Apart from producing more than 1,000 products for about 50 clients, including multinational companies (MNC), trading companies, multilevel marketing companies (MLM), supermarkets, retail chains and department stores, Eng Kah also develops new products and packaging designs for its existing clients. This distinguishes it from competitors and also gives it an edge in securing new contracts.

According to the Malaysian Cosmetics and Toiletries Industry Group (FMM-MCTIG), there are more than 50 small and medium local companies producing cosmetic and toiletry products. Eng Kah is considered one of the largest players in terms of size and product offerings. The industry is expected to grow by 10% to 15%, driven by: (i) a growing middle-aged population; (ii) the rapid increase in the number of skincare and healthcare centres; and (iii) the aggressive expansion of its customers’ MLM businesses, which can boost the demand for cosmetics and toiletries products.

We project Eng Kah’s earnings will grow by 20% to 30% in the next three years, fuelled by: (i) an enlarged customer base; (ii) a wider product range; and (iii) stronger contributions from its major contributor, Cosway, which is aggressively expanding its distribution channel.


In addition, short-term disruptions arising from the recent floods in Thailand, which is one of the major exporting countries for cosmetics and toiletries products, will also open up opportunities for Eng Kah to engage potential MNC.

Despite not having a dividend policy, the management has been generous in its dividend payout in the last five years, consistently paying out more than 90%. The low capital expenditure requirement for machinery has allowed the group to give out a large proportion of its earnings as dividends. Going forward, we expect the company to maintain its 80% to 90% dividend payout, which translates into a gross dividend yield of 7.1%, one of the highest dividend yields among small-cap stocks.

In a nutshell, we like Eng Kah because of its: (i) innovative and prudent management; (ii) very impressive dividend payout track record; and (iii) solid balance sheet.
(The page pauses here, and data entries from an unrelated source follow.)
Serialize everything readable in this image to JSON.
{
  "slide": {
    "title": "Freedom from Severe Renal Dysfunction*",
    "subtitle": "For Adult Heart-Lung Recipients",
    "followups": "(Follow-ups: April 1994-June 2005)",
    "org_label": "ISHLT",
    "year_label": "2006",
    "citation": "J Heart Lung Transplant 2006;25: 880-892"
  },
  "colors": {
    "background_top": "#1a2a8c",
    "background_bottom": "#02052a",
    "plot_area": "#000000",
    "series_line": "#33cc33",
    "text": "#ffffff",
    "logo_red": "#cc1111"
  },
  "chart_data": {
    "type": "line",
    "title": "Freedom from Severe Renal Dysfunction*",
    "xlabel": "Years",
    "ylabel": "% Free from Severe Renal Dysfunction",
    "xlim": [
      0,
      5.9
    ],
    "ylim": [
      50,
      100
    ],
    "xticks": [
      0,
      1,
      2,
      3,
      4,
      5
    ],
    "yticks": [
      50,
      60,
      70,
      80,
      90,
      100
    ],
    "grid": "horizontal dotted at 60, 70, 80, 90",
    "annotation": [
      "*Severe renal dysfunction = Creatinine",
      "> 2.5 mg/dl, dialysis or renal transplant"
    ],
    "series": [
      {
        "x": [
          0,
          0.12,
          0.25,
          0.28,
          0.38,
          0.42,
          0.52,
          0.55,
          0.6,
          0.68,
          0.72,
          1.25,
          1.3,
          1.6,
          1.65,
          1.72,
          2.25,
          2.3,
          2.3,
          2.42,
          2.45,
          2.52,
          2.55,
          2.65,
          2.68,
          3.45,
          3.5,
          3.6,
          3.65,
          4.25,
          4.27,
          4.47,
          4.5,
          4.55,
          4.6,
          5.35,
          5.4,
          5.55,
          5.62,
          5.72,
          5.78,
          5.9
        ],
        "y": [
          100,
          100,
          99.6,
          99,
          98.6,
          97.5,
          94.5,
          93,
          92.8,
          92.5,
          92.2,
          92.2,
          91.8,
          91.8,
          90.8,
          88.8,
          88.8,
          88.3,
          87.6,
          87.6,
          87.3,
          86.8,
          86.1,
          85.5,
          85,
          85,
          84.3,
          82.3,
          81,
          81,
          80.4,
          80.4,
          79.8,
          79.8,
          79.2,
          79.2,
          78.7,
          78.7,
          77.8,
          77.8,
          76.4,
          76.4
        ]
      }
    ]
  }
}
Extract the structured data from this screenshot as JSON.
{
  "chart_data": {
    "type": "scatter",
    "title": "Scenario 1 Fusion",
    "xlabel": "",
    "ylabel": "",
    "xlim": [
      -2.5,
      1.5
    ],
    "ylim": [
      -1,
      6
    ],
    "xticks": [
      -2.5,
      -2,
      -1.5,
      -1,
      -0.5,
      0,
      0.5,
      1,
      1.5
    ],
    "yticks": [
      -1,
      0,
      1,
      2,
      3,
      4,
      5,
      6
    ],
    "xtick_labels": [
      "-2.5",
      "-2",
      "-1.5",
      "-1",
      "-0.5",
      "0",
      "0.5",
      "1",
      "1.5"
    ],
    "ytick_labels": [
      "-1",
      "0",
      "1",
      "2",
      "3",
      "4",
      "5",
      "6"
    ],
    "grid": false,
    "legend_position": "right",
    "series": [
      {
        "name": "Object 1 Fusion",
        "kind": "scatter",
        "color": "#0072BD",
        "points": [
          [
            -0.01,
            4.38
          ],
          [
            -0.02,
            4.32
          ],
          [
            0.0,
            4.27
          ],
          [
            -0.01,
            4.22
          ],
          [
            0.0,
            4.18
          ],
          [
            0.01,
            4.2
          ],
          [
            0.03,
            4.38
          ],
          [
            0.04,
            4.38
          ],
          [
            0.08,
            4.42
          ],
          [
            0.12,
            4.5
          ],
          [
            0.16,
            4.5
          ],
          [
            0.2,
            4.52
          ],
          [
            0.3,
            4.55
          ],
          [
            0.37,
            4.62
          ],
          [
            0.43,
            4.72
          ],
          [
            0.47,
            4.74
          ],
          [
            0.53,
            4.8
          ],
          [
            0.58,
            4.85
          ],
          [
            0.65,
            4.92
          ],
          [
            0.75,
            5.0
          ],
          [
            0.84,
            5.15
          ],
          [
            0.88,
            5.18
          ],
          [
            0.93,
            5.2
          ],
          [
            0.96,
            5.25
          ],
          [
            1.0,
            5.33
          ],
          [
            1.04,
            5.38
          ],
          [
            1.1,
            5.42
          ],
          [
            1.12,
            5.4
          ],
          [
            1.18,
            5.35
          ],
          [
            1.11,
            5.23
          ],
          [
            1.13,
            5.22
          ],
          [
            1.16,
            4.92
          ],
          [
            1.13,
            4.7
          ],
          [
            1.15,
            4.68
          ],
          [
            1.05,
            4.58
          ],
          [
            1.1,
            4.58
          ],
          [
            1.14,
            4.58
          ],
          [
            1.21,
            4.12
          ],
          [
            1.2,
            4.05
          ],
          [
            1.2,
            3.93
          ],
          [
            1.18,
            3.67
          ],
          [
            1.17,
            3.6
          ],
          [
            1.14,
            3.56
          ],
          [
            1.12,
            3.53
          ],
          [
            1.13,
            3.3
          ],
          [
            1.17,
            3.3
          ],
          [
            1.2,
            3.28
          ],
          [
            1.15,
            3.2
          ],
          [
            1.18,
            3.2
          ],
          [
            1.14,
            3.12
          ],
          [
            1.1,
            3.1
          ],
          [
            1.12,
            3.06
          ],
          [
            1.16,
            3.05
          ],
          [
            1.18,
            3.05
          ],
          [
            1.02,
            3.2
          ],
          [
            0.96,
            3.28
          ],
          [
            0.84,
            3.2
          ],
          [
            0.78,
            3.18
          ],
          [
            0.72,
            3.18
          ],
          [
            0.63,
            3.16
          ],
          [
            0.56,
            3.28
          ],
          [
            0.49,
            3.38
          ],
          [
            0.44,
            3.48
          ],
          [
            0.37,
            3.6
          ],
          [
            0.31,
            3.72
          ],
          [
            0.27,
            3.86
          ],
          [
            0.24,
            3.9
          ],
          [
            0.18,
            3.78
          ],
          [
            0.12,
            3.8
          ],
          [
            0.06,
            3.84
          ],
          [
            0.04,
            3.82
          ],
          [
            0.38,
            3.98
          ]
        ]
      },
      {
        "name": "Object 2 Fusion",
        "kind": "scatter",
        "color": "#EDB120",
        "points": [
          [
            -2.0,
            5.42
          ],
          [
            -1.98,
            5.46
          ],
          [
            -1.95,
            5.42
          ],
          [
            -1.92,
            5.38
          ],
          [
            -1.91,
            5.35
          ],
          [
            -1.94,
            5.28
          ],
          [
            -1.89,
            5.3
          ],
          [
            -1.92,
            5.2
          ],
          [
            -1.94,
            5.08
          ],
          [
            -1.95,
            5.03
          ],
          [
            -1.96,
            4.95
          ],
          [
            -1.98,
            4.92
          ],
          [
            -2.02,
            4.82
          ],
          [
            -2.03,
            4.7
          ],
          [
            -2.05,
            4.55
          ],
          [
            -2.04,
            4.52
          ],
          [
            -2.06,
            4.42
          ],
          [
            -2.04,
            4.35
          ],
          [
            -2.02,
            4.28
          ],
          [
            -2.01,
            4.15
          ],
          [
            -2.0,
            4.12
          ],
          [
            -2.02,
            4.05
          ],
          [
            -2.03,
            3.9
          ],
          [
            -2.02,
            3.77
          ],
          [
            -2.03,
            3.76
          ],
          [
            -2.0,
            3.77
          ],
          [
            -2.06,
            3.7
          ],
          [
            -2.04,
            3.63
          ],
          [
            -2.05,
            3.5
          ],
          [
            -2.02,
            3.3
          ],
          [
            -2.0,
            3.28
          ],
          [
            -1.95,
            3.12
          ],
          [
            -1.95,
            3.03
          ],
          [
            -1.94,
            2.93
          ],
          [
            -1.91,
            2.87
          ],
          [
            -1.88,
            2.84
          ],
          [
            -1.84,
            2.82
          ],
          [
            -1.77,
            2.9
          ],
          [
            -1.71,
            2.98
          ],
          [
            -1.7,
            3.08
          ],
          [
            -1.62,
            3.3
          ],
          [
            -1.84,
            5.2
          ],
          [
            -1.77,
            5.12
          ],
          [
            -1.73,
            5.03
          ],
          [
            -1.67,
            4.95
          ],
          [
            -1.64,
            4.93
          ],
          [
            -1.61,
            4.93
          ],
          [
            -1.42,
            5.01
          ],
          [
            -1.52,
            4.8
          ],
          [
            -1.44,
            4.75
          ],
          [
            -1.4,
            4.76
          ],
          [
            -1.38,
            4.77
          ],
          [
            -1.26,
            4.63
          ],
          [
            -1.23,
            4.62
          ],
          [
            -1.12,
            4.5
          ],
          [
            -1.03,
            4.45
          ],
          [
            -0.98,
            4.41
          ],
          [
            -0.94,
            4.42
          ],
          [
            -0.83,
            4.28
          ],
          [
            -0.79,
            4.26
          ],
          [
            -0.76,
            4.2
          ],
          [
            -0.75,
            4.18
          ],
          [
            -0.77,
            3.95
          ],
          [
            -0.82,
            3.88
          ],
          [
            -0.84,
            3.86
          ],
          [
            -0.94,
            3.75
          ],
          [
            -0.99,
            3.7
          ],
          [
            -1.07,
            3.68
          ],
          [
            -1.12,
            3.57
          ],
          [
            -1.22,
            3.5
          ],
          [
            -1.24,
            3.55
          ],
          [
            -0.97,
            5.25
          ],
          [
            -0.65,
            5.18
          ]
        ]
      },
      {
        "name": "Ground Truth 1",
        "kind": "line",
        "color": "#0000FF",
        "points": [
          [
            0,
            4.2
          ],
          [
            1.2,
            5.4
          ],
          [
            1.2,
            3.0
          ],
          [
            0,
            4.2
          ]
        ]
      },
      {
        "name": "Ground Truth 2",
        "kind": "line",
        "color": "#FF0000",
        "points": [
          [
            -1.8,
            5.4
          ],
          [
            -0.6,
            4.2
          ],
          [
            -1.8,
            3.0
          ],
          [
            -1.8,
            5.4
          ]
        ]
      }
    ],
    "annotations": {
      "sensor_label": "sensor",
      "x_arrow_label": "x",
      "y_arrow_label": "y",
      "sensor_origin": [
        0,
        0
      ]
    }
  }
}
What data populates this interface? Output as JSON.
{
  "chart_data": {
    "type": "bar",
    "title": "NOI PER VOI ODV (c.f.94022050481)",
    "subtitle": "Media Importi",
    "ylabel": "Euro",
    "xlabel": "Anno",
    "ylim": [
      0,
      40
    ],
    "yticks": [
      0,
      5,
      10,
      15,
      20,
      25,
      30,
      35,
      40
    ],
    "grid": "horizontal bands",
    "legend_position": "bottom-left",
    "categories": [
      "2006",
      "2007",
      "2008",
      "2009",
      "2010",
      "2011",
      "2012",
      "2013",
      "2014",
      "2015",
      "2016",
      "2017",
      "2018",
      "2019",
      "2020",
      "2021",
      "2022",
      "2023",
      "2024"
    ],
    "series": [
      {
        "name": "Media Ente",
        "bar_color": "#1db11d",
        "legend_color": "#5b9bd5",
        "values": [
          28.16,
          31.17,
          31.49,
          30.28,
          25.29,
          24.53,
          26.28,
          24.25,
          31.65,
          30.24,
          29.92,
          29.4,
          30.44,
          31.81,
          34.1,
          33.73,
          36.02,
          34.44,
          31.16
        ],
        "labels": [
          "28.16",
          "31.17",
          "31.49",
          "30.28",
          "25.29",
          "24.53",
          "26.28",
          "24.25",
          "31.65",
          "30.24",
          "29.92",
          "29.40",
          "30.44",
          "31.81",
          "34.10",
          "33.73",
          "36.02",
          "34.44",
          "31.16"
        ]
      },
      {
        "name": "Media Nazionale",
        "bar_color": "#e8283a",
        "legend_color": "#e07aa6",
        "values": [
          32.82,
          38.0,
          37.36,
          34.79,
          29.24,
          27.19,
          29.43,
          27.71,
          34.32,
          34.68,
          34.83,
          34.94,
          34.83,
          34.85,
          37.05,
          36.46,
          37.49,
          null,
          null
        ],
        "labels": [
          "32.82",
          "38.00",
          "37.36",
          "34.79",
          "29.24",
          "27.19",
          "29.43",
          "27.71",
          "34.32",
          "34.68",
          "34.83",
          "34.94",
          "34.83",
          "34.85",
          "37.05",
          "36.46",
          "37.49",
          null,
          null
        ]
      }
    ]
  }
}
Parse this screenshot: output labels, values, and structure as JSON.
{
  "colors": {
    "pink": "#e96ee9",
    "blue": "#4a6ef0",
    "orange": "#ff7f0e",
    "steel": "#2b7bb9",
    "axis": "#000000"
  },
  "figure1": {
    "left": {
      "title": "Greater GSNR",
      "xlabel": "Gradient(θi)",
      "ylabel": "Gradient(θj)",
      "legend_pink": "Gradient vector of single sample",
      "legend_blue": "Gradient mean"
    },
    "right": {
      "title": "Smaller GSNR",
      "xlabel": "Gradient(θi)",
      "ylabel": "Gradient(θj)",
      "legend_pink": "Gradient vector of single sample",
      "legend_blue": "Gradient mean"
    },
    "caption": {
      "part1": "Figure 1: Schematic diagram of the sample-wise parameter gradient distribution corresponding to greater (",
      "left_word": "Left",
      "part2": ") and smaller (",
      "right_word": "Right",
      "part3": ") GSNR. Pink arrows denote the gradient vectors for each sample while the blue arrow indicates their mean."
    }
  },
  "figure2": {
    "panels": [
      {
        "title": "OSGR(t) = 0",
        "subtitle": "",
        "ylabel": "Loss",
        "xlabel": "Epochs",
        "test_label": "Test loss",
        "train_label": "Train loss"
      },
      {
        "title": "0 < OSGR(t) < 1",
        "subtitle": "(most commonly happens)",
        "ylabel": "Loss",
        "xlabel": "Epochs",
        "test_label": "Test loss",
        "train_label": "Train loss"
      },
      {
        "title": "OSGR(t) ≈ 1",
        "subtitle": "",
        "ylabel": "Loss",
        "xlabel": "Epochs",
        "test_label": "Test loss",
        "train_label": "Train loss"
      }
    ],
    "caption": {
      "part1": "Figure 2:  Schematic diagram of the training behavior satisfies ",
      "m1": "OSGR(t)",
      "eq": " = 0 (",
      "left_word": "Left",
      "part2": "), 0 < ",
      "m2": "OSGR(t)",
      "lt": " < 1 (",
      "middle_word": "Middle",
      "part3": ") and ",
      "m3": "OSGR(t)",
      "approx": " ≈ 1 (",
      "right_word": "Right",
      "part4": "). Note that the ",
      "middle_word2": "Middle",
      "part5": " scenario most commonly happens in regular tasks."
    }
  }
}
Eng Kah is now trading at 11 times FY12 price-earnings ratio, but we call a “buy” on the stock as the valuation is well supported by its dividend yield. Net profit for FY12 is projected to grow organically at about 9% driven by its existing business. Our target price is derived by pegging a 5% FY12 single-tier dividend yield, which is in line with the average dividend yield for small-cap stocks. — OSK Research, Nov 22


This article appeared in The Edge Financial Daily, November 23, 2011.